Então, que nossas palavras sejam para abençoar, bendizer, somar e unir; que a diferença de ideias aproxime e faça crescer; e que quando nos reunirmos, a primeira pergunta seja: “-Vamos falar bem de quem?” A música de Frejat ensina:

“Eu te desejo não parar tão cedo, pois toda idade tem prazer e medo. E com os que erram feio e bastante, que você consiga ser tolerante”.

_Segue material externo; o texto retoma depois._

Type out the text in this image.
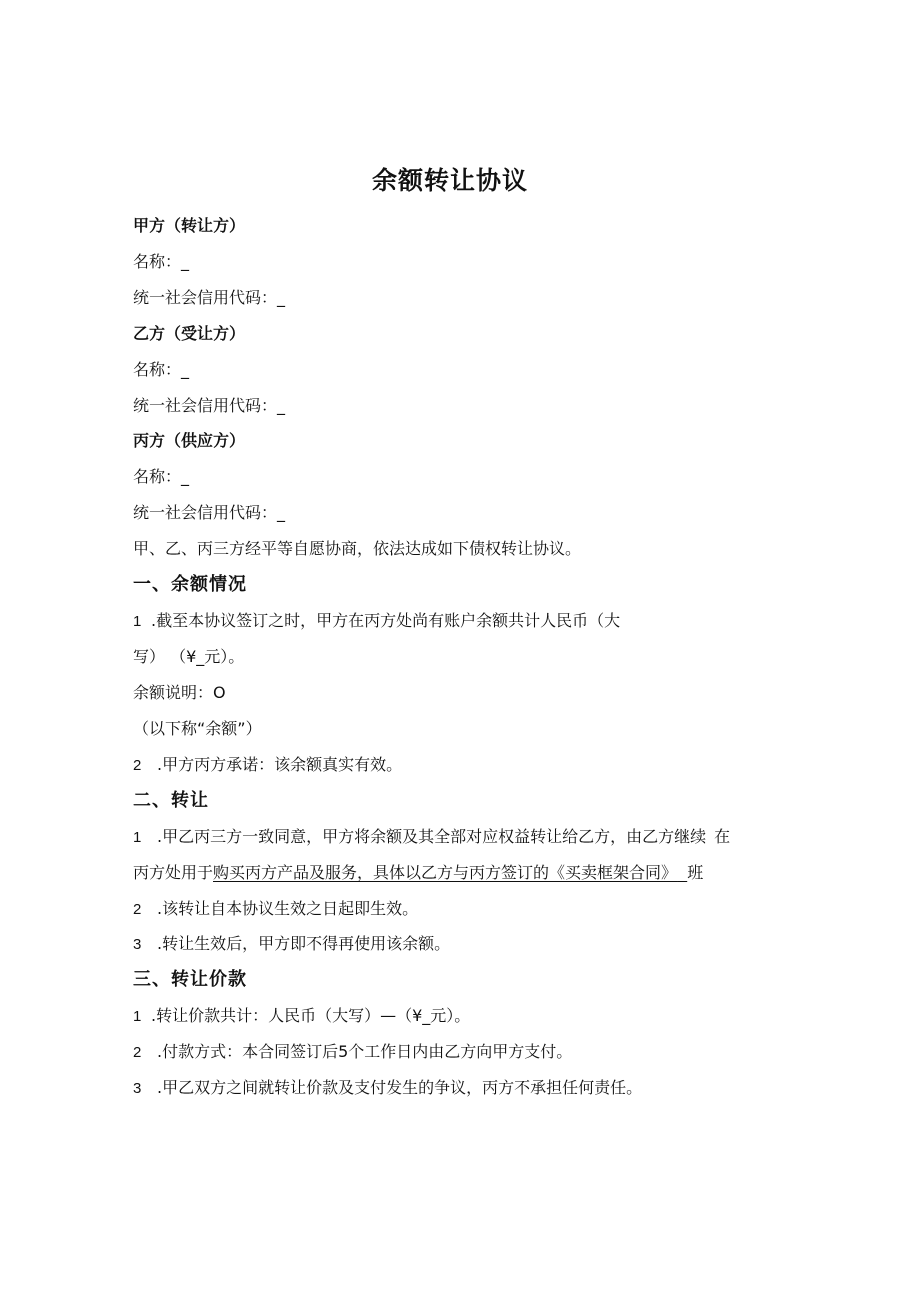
余额转让协议
甲方（转让方）
名称：_
统一社会信用代码：_
乙方（受让方）
名称：_
统一社会信用代码：_
丙方（供应方）
名称：_
统一社会信用代码：_
甲、乙、丙三方经平等自愿协商，依法达成如下债权转让协议。
一、余额情况
1 .截至本协议签订之时，甲方在丙方处尚有账户余额共计人民币（大
写） （¥_元）。
余额说明：O
（以下称“余额”）
2 .甲方丙方承诺：该余额真实有效。
二、转让
1 .甲乙丙三方一致同意，甲方将余额及其全部对应权益转让给乙方，由乙方继续 在
丙方处用于购买丙方产品及服务，具体以乙方与丙方签订的《买卖框架合同》 班
2 .该转让自本协议生效之日起即生效。
3 .转让生效后，甲方即不得再使用该余额。
三、转让价款
1 .转让价款共计：人民币（大写）—（¥_元）。
2 .付款方式：本合同签订后5个工作日内由乙方向甲方支付。
3 .甲乙双方之间就转让价款及支付发生的争议，丙方不承担任何责任。
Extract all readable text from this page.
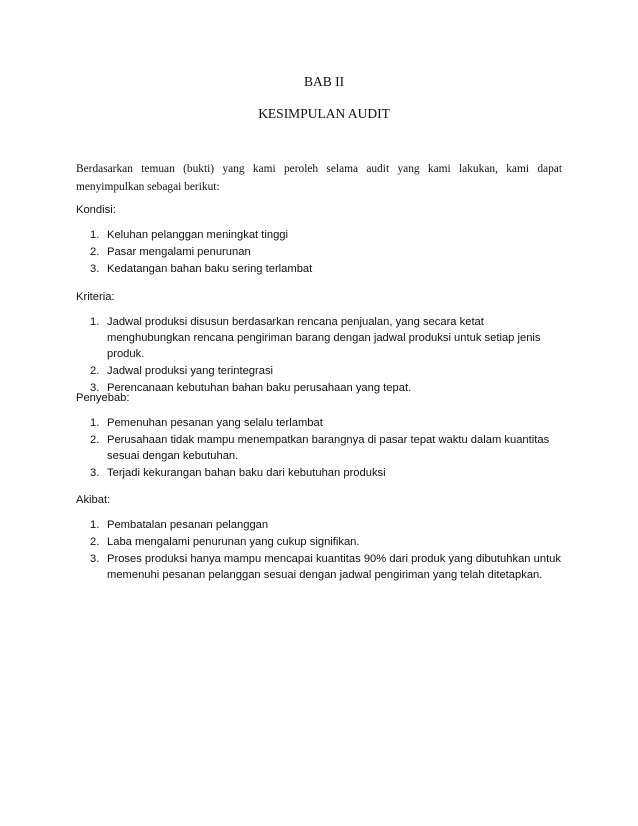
BAB II
KESIMPULAN AUDIT

Berdasarkan temuan (bukti) yang kami peroleh selama audit yang kami lakukan, kami dapat menyimpulkan sebagai berikut:

Kondisi:
1. Keluhan pelanggan meningkat tinggi
2. Pasar mengalami penurunan
3. Kedatangan bahan baku sering terlambat
Kriteria:
1. Jadwal produksi disusun berdasarkan rencana penjualan, yang secara ketat menghubungkan rencana pengiriman barang dengan jadwal produksi untuk setiap jenis produk.
2. Jadwal produksi yang terintegrasi
3. Perencanaan kebutuhan bahan baku perusahaan yang tepat.
Penyebab:
1. Pemenuhan pesanan yang selalu terlambat
2. Perusahaan tidak mampu menempatkan barangnya di pasar tepat waktu dalam kuantitas sesuai dengan kebutuhan.
3. Terjadi kekurangan bahan baku dari kebutuhan produksi
Akibat:
1. Pembatalan pesanan pelanggan
2. Laba mengalami penurunan yang cukup signifikan.
3. Proses produksi hanya mampu mencapai kuantitas 90% dari produk yang dibutuhkan untuk memenuhi pesanan pelanggan sesuai dengan jadwal pengiriman yang telah ditetapkan.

Por isso, embora sejam importantes os tratados de amizade e a intervisitação intensa, antes, há que ter harmonia com os Irmãos mais próximos. O momento é de esquecimento, de perdão, de desapego aos conceitos, atitudes e preconceitos que segregam, dividem e afastam. Para reconciliar, é preciso resiliência, mente flexível, otimismo, capacidade de se recuperar de situações de crise e aprender com ela. Não há razão de dividir para governar, e a unificação de potências, o bom relacionamento, ideal do projeto impessoal de entendimento, é um objetivo final, que passará pela pacificação geral e pelo ecumenismo.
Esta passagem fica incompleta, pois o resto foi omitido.